It’s conference tournament time in college basketball.
Excuse the yawn.
This smorgasbord of unnecessary games has become another blight on a sport that already has enough problems, denying worthy teams their well-earned shot at the NCAA Tournament while taking an enormous physical toll on the players. And judging from all the empty seats, many fans couldn’t care less about this exercise in repetition.
John Calipari summed it up best.
“We already have a league champ,” the Kentucky coach told reporters before the Southeastern Conference Tournament. “What are we doing this for?”
For the money, of course.
Much like the plethora of meaningless college football bowls, these tournaments exist largely to provide a glut of television programming and churn out even more revenue for the schools. The bigger conferences can really rake in the cash over a four- or five-day period, and there’s the added benefit of perhaps landing an extra NCAA bid should a lower-seeded team pull off an upset to grab the automatic spot.
Financially speaking, it makes perfect sense.
That doesn’t make it right.
Just ask Middle Tennessee, which claimed the Conference USA regular-season title with a dazzling 16-2 mark, only to get knocked off in the league tournament by lowly Southern Miss .
So, the team that proved itself to be the best in the league over 18 games — that finished a whopping nine games ahead of Southern Miss — will have to sweat it out on Selection Sunday because of one bad night. Someone else will claim Conference USA’s automatic bid, which may very well bump the Blue Raiders out of the 68-team field.
“We’ll just have to see where we stand on Sunday,” said coach Kermit Davis, who seemed resigned to the NIT. “I’m not going to try to toot our own horn.”
At least Middle Tennessee can cling to the hope of sneaking into the NCAA thanks to an impressive RPI. Not so for regular-season champions such as Florida Gulf Coast (Atlantic Sun), UNC Asheville (Big South), Northern Kentucky (Horizon) and Wagner (Northeast).
All come from leagues that won’t get more than one team in the NCAA field.
All were beaten in their conference tournaments.
“I feel bad for our group of seniors,” UNC Asheville coach Nick McDevitt said after his team was upset last week in the Big South semifinals . “Obviously, the goal at the beginning of the season each year is to try to win the regular season, which they were able to do, and also the tournament,” which they had to do to make the NCAAs.
Now, it’s on to the NIT for the Bulldogs.
“Our season’s not over,” McDevitt said, “but that’s hard ... when you had other goals.”
Let’s also consider the health of the players, since it’s clear the powers-that-be aren’t giving it a second thought. In this era of overgrown leagues, the Atlantic Coast Conference, Southeastern Conference and Big Ten tournaments have all mushroomed into five-day affairs, which means a low-seeded team that makes an unexpected run to the title game would have to play five games within 120 hours.
UConn pulled off that remarkable — but, in hindsight, foolish — feat while still in the Big East in 2011. Michigan had to play four straight days on the way to its triumph in the Big Ten Tournament.

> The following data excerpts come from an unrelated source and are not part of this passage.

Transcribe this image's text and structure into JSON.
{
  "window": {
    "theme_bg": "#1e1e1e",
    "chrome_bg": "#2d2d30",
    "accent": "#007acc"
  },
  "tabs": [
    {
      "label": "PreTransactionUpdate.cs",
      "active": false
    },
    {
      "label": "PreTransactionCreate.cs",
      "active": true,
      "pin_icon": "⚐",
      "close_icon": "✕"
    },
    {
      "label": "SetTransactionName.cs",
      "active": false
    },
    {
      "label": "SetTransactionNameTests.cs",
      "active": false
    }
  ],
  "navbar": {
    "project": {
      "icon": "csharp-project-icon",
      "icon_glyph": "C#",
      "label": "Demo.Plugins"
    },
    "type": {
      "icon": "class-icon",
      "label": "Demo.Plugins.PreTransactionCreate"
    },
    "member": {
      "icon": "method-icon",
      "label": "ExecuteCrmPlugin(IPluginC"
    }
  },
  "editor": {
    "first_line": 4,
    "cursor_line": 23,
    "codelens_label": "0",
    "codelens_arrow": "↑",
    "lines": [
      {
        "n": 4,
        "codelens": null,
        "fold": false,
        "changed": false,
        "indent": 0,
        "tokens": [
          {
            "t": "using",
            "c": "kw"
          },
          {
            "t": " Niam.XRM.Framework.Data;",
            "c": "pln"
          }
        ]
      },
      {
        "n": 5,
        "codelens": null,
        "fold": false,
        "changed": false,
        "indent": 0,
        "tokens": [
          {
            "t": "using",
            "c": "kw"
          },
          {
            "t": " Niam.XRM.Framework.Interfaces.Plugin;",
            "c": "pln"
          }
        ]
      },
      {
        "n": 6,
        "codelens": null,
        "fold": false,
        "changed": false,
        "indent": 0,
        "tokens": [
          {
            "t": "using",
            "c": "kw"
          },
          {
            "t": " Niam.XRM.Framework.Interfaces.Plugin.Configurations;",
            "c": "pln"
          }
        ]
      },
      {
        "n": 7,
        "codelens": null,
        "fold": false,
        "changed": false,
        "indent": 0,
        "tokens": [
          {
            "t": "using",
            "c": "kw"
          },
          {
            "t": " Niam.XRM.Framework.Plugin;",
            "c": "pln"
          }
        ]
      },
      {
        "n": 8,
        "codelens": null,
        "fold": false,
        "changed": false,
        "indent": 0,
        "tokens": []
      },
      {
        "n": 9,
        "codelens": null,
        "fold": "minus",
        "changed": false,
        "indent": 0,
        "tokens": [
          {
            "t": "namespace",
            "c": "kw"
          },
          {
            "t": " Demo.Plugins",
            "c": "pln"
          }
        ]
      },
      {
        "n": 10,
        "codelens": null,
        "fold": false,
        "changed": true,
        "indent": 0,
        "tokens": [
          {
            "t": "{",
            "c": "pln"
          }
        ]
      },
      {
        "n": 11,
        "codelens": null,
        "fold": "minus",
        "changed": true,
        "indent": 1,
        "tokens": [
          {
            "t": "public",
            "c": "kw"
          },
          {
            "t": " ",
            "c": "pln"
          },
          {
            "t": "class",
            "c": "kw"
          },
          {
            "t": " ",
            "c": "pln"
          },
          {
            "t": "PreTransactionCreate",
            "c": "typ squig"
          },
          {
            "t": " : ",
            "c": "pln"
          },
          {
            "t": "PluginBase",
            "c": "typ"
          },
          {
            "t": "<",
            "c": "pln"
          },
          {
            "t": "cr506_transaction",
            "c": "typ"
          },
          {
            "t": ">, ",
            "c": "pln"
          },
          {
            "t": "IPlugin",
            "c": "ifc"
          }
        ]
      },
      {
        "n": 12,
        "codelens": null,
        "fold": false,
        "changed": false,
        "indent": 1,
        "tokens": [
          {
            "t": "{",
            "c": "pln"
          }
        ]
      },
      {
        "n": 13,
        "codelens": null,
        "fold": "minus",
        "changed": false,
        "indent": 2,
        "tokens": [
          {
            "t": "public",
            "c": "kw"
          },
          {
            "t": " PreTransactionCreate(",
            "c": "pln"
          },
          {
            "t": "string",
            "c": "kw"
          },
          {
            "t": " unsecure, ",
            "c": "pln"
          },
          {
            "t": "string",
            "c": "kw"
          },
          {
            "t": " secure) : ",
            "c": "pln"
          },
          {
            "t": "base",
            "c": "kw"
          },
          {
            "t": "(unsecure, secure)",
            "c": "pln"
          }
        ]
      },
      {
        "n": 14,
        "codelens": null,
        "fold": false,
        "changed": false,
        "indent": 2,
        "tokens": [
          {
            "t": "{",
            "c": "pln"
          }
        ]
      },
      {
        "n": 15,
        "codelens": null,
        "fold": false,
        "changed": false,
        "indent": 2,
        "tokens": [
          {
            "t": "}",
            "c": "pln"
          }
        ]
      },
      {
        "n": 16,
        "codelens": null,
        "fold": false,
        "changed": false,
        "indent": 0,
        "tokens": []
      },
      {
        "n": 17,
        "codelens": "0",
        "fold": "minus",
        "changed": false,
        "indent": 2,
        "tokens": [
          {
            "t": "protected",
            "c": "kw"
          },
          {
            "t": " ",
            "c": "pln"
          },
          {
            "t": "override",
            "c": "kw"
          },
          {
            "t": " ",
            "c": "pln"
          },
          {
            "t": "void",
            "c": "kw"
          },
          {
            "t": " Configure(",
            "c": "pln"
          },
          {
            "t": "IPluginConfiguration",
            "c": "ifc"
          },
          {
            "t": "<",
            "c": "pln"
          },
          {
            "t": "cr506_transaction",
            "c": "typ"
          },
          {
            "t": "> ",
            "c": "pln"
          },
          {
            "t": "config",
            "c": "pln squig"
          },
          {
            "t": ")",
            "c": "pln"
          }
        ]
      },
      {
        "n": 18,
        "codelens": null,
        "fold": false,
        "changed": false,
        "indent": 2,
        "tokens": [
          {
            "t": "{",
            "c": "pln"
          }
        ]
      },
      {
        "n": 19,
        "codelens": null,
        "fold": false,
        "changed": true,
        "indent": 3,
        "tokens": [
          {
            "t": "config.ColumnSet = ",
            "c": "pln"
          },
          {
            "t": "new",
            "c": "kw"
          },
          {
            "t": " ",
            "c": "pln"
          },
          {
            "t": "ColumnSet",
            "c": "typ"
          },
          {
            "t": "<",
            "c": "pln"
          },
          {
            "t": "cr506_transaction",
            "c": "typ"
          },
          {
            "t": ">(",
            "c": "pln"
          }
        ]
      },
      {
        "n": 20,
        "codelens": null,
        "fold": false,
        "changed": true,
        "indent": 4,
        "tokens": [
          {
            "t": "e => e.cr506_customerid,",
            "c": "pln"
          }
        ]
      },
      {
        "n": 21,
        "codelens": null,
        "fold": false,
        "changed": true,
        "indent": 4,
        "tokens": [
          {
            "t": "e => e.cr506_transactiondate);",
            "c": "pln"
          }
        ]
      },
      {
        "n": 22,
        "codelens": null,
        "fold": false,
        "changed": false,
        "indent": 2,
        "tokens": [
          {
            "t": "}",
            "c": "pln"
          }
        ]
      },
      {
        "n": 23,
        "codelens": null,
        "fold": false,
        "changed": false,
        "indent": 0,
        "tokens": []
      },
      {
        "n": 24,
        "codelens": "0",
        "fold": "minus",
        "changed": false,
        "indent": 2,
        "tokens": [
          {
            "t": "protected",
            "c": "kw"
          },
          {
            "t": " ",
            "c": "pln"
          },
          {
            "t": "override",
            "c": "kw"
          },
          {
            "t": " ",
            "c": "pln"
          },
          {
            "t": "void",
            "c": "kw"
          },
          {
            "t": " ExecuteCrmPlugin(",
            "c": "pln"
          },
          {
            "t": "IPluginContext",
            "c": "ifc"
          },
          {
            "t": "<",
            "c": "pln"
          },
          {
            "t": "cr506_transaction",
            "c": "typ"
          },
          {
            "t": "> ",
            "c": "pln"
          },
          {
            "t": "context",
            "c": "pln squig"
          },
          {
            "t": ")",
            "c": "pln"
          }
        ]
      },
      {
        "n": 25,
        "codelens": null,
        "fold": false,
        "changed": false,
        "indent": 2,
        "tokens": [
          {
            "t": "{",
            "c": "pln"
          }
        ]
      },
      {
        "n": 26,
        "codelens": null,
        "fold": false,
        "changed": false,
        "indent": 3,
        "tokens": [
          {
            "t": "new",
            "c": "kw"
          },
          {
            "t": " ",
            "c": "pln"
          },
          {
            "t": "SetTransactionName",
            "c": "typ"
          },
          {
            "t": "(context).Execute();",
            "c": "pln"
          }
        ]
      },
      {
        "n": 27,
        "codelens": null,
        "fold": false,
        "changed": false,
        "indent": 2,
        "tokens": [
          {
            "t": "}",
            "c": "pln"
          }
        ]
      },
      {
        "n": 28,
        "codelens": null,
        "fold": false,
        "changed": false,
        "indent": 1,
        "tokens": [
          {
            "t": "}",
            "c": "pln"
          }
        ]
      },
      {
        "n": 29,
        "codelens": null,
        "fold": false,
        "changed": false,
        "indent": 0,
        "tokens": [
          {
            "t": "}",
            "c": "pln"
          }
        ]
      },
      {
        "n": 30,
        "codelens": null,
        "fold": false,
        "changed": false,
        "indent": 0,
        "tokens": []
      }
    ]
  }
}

For some reason, few people seem to question why it’s OK to put college kids through such a punishing grind when no team plays on back-to-back days in the regular season once conference play begins (or during the NCAA Tournament, for that matter). Heck, the NBA has taken steps to cut back on the number of back-to-back games. Three games in a row is out of the question.

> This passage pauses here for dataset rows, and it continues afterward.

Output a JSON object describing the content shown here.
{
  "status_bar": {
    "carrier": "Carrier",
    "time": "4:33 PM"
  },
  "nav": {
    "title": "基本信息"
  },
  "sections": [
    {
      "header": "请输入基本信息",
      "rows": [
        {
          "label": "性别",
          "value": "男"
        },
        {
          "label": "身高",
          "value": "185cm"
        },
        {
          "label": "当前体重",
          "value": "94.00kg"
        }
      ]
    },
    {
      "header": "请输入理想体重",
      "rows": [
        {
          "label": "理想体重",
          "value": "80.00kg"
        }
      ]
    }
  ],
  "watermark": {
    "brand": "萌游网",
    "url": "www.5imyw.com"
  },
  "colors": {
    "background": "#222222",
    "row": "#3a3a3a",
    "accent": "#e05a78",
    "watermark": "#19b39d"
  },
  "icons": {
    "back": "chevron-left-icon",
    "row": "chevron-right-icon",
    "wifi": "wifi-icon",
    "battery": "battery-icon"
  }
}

Maybe if these tournaments were hugely popular with the fans, it might easier to justify their continued existence. But the 18,000-seat Amway Center in Orlando, Florida, wasn’t even half-filled for the opening night of the American Athletic Conference Tournament. The Capitol One Arena in Washington was more than two-thirds empty for the second round of the Atlantic 10 Tournament. Barely 2,000 fans turned out in the 20,000-seat Quicken Loans Arena in Cleveland for the Mid-American quarterfinals — which was still roughly double the size of the crowd (or, more accurately, gathering) for the Big Sky tourney in Reno, Nevada, that same night.
Further compounding the lack of atmosphere, leagues have gotten the bright idea of branching out to nontraditional locales, all with the notion of expanding their “footprint” (translation: make even more money).
When bitter rivals Alabama and Auburn faced off Friday in the SEC quarterfinals — in St. Louis, of all places — the arena could’ve passed for a library. North Carolina and Duke are used to feuding on Tobacco Road, but the ACC moved its tournament to Brooklyn this year in an effort to crack the lucrative New York City market. Michigan beat Purdue for the Big Ten title at Madison Square Garden , where more than 4,000 seats went unsold for the championship game.
Here’s a better idea:
Let’s dump all these silly conference tournaments, award automatic bids to the real champions and get on with the tournament that really matters a week earlier. The NCAAs should be expanded to at least 96 teams — still a relative smidgen out of more than 350 Division I schools.
We’ll give Calipari the last word.
“I can’t stand conference tournaments,” he said. “The next one is the real one.”